The Predators were an eighth seed last spring when they swept Chicago in the first round and took the Penguins to six games in the Cup Final.

“We’re in the same situation,” Wilson said. “They were a young team last year and we are a young team now. There is so much energy and so much excitement for guys in their first playoffs. You just use that, and it can be just as good as experience.”

*****

There was quite a buzz during Avalanche practice, and not just because so many Denver media members who showed up hadn’t stepped inside the suburban facility even once during the regular season.

The chatter involved the absence of Nathan MacKinnon. Was he ill, injured?

Turned out to be much ado about nothing. Bednar said he merely wanted to give his star center an extra day off following Saturday’s playoff clinching win against St. Louis.

“Just giving him a day of rest,” he said. “He’s eaten lots of minutes and he’s going to continue to do so, so we just kept him off the ice today.”

MacKinnon was the NHL’s fifth-leading scorer with 97 points (39 goals, 58 assists) in 74 games, becoming the Avalanche’s highest scorer since Joe Sakic had 100 points in 2006-07.

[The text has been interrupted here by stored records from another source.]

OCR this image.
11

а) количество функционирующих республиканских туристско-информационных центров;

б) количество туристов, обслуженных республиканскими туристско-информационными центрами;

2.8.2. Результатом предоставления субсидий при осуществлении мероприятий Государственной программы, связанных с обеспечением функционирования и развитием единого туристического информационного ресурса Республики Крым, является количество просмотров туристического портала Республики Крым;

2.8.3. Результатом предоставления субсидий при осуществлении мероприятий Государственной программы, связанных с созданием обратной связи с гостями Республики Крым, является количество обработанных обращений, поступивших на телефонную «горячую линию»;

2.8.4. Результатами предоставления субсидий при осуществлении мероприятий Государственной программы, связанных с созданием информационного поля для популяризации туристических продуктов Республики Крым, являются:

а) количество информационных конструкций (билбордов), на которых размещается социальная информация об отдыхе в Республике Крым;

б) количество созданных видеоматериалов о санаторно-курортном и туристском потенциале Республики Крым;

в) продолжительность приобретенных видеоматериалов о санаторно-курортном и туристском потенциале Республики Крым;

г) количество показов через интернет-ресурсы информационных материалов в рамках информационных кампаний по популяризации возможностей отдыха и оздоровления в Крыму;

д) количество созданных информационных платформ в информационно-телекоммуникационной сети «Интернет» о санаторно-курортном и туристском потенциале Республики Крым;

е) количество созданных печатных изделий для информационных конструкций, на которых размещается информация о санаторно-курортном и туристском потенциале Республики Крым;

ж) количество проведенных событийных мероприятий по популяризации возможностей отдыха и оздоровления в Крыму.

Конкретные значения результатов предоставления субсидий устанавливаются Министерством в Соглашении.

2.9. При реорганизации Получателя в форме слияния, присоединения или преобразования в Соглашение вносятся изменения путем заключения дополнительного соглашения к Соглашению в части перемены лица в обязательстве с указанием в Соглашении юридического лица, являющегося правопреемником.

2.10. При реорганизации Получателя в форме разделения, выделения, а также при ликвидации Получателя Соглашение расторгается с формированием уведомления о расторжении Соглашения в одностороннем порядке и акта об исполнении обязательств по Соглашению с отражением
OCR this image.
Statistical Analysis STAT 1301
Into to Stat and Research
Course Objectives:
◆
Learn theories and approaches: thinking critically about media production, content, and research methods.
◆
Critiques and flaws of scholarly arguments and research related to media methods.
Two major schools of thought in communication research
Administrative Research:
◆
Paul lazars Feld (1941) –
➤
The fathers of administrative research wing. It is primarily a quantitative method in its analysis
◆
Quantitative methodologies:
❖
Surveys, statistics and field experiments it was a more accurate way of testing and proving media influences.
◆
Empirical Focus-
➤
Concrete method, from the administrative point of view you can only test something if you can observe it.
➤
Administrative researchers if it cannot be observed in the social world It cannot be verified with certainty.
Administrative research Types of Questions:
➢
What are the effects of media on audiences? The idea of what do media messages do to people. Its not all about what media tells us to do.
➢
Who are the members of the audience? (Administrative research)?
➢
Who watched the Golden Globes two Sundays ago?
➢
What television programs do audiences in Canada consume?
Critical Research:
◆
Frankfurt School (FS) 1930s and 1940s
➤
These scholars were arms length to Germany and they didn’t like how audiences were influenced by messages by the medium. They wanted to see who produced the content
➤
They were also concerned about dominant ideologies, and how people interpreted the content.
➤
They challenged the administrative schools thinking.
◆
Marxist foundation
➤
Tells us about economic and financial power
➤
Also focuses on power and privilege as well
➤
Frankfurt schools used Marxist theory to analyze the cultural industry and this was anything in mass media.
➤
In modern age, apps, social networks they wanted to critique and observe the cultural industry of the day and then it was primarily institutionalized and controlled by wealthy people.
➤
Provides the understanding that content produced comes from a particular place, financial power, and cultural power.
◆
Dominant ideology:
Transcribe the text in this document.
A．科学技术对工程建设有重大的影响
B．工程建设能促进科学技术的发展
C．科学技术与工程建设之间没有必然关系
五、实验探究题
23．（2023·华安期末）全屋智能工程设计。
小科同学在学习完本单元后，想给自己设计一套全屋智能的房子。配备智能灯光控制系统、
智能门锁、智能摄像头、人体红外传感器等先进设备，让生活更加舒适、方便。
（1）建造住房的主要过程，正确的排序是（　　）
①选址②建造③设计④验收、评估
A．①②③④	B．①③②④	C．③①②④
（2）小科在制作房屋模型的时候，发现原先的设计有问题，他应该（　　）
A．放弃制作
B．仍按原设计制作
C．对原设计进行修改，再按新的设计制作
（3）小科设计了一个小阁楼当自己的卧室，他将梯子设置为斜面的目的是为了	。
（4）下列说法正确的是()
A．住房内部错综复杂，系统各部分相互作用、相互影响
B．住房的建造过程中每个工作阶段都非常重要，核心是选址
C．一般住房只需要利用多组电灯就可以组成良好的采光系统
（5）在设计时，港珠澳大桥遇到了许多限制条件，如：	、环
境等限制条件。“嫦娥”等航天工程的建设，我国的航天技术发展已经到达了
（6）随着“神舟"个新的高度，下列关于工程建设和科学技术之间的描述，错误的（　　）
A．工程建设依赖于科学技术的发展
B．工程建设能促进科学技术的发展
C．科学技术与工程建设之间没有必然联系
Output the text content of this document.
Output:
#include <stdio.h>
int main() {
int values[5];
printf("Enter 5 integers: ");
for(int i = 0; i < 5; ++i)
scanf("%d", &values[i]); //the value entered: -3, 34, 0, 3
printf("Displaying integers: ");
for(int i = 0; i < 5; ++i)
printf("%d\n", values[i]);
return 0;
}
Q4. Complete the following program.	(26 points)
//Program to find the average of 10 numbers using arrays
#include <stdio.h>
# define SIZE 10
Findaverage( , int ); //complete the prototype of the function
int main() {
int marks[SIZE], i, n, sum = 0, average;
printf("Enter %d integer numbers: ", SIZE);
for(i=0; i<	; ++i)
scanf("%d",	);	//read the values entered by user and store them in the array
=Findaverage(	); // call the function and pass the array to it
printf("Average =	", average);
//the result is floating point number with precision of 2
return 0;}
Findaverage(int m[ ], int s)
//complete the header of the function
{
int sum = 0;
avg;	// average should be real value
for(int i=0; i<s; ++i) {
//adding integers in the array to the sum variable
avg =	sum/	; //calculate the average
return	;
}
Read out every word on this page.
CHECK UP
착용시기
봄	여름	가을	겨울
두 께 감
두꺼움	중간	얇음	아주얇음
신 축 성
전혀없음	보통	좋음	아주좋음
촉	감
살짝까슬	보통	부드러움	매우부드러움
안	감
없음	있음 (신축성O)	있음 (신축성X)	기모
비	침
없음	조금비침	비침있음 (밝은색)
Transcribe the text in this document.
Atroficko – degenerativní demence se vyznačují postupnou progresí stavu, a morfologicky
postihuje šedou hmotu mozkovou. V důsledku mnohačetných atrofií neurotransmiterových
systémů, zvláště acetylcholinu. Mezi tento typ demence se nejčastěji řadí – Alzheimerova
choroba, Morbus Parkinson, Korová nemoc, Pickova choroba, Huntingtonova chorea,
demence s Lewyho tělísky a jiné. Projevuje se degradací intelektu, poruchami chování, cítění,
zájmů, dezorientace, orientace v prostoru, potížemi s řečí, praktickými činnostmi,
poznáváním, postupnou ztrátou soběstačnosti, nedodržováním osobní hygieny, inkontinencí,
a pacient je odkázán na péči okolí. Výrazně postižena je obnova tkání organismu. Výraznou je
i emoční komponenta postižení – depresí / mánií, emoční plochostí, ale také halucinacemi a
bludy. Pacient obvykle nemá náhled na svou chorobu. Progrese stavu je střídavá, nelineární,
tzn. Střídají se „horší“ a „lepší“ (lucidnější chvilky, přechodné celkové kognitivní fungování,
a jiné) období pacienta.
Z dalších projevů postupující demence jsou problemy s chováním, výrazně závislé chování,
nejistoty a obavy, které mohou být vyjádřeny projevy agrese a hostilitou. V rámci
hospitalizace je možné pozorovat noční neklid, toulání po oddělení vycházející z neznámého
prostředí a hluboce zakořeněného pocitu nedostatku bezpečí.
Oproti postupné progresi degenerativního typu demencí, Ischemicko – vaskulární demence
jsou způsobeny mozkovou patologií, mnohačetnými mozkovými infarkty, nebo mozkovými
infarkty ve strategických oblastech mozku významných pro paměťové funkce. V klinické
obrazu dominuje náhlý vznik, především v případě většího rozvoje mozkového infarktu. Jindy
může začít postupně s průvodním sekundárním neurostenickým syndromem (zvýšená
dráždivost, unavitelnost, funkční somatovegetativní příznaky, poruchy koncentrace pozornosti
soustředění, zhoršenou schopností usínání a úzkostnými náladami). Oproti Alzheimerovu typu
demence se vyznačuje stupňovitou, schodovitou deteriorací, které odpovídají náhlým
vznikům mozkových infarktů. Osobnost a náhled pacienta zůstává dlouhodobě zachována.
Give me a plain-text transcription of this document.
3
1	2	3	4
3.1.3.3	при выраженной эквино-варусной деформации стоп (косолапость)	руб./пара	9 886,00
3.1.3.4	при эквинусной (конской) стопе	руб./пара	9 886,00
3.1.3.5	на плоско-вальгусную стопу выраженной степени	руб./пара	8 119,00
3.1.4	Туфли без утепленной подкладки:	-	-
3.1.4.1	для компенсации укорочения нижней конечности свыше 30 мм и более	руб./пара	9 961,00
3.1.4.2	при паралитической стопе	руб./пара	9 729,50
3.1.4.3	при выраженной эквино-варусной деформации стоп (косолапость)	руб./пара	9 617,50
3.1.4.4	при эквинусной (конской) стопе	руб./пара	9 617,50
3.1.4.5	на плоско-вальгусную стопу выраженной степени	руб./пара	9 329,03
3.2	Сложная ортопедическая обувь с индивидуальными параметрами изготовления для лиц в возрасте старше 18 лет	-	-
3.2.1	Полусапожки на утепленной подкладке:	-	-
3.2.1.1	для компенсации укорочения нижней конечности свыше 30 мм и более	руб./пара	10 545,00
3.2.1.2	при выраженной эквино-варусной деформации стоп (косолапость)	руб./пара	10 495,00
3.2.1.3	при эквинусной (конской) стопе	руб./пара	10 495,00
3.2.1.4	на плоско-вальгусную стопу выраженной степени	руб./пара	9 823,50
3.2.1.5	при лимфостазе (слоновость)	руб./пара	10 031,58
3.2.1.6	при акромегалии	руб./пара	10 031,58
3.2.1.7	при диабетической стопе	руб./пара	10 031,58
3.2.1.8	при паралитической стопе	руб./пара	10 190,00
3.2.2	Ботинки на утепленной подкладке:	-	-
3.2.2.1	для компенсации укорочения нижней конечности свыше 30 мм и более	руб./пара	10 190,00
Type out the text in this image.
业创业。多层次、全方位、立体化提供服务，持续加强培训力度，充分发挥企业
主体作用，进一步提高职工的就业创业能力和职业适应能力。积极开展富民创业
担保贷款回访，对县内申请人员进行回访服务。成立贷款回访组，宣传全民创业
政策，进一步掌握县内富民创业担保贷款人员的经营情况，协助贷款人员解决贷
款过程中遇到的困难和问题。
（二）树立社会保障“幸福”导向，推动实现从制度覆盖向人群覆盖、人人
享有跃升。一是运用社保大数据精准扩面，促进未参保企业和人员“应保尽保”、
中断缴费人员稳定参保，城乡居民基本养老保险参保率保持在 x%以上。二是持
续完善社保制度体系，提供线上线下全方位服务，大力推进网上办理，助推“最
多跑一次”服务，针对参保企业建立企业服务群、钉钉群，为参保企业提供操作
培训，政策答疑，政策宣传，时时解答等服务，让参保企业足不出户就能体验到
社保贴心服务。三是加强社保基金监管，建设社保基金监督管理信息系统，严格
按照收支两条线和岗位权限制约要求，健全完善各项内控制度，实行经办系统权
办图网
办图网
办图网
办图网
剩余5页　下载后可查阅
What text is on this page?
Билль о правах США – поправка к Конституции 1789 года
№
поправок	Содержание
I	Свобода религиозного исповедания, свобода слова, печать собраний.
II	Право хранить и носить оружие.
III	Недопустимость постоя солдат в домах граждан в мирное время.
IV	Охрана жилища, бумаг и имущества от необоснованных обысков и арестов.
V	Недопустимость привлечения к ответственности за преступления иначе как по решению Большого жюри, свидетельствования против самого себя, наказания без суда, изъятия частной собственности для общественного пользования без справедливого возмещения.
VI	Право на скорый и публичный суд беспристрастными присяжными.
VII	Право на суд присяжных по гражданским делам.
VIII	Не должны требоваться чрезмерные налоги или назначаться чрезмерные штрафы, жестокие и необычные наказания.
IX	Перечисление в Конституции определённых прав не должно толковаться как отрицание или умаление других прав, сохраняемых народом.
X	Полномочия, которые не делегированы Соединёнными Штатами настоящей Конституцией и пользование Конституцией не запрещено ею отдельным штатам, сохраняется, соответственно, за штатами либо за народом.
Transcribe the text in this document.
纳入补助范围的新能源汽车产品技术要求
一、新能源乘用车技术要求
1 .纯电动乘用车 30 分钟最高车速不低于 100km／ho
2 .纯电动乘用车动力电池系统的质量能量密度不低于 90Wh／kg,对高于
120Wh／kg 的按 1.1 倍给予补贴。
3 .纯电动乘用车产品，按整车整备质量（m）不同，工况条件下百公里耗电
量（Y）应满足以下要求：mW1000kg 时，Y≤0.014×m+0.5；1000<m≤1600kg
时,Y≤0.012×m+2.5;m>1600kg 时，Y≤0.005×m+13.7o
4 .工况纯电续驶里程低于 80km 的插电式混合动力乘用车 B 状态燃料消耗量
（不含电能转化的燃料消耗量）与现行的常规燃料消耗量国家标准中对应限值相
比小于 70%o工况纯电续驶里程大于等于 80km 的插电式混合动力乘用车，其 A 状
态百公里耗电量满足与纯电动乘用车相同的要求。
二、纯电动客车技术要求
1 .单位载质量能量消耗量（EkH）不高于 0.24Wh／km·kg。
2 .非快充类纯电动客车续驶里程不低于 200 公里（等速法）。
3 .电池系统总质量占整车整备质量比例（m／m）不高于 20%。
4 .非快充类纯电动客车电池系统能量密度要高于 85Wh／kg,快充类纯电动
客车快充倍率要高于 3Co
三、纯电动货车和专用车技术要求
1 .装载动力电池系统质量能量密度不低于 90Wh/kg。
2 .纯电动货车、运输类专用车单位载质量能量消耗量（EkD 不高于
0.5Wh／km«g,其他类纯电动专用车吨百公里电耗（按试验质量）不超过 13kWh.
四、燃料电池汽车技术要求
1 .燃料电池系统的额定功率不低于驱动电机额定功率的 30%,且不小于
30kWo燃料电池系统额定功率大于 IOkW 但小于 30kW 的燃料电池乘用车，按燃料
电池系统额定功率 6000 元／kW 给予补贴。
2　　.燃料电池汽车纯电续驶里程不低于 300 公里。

Bednar is a little biased, of course, but MacKinnon would be his leading candidate for the Hart Trophy as league’s MVP.

“I know what he’s done for us, and that’s hard to do,” he said. “He’s been very consistent all year long.”

Forwards Blake Comeau and J.T. Compher also were given the day off and are expected to practice Tuesday.

Bednar said that defenseman Erik Johnson and goalie Semyon Varlamov, both out with knee injuries, are the only injured players. Neither will play in the series.